Thursday, December 22, 2011

It's That Time of Year

It's nearing Christmas Day around here. Everywhere I go I see signs of Christmas. Trees, lights, signs, for-hire Santas walking down the sidewalks, pictures of kids oogling over their favorite toy ads, and all sorts of other visual reminders of the holiday season.

I look forward to Christmas for a couple reasons. It's to remember the birth of Christ but it also seems to bring families closer together. People give more. People tend to help out a little more. People seem to be just a little nicer than at other times during the year. Two of our kids still believe in Santa.

We watch the old Christmas cartoons I watched as a child. We make cookies on Christmas Eve and put out the reindeer food on the yard, the plate of cookies and milk by the fireplace before bedtime. It just makes things more fun.
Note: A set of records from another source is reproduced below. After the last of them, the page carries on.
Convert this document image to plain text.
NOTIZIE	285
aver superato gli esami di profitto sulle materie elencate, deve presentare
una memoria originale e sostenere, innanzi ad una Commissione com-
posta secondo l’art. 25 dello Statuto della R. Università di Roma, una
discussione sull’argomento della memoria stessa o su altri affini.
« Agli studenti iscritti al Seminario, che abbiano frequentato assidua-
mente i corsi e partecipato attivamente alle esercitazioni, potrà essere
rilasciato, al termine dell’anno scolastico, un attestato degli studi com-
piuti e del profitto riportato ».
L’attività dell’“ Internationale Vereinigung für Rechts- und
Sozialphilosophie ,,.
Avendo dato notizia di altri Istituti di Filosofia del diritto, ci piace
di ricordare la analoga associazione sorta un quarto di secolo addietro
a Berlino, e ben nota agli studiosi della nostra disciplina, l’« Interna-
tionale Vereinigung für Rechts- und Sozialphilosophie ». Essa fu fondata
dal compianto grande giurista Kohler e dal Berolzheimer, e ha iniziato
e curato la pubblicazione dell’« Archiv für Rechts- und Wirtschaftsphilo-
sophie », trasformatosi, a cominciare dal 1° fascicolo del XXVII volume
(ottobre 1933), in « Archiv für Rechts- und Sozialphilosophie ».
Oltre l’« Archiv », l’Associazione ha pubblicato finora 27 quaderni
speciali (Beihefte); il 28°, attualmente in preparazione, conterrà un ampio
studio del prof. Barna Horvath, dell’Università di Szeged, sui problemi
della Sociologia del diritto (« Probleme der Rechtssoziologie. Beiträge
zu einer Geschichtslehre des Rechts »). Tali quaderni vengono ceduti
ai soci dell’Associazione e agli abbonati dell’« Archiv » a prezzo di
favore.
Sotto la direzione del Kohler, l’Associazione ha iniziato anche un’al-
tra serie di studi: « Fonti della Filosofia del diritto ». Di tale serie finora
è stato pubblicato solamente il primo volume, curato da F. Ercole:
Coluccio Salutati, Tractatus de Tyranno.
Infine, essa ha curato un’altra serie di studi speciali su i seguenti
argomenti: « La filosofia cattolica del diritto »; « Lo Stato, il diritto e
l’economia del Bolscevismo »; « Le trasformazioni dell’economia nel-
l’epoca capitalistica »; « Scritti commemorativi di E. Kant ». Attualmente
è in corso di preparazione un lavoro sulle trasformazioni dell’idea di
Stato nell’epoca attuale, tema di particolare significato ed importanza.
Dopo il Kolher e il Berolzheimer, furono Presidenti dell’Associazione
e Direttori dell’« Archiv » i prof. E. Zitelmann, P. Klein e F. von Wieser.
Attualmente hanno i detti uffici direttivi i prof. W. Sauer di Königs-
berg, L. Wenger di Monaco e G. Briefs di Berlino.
And then there are some of the things that pop in my head at this time of year that make me sad, things I don't necessarily want to remember but I do, and they usually come up now. These are things that while sad make me very grateful for what I have around me each and every day.

I see people every day on a specific sidewalk just a couple blocks from where I work begging for money. They have no job. They have no home. They have practically nothing. I occasionally drive by a large shelter downtown and see the crowd milling about aimlessly outside waiting for the next meal, waiting for the next bed to open up so they can go lay down or just stay warm for the night.

How many people have lost a friend of family member throughout the year? They will be spending their first Christmas without that loved one, without that friend. There will be a profound emptiness in the time of families, togetherness, and love. I look at those who are working Christmas Day. I've done it countless times. I've been in foreign countries on Christmas Day and other holidays, spending it with people I work with; no family, no presents, no catching up on family gossip or eating my mom's killer apple pie.

I always think back to Christmas Day 1991 when I was working on an ambulance. Low man on the seniority list, just finished with Paramedic class. A cardiac arrest, a pediatric one, all of 6 months old just brought in to this world to experience her first Christmas. The jokes and happiness we had in the ER that morning cut short by this totally unexpected tragedy. We all worked and worked for seemingly hours doing everything we could to revive this frail little girl. Somehow, by the grace of God, we did. She was transported by helicopter to a children's hospital where she passed 3 days later. Heartbreaking, truly heartbreaking.

I cried that day. I cried because of what had happened, what I witnessed, what we all had done, and what we had achieved on that day, Christmas Day. I think of how that family lives with what happened on that day so many years ago and how their lives would and are forever changed by the events of one day, that day, Christmas Day.

But life goes on. We all do. Lest we forget those who are not here with us anymore. They will always be with us and there will always be the reminder of being with them, even if for just a short period of time. Those who have passed, those who are working, those who have nothing, and those who have everything.

There's still kindness in the world and I see it every day. There's still love in the world and I experience it every day. There will always be the hatred and cruelty that will mar what we see and blur our views, but that will go to the back of the line.

For everyone who is missing someone, for everyone who is not home with their family, for everyone who has nothing, and for everyone who has everything, be glad you have something, yourself. Merry Christmas and Happy Holidays to all.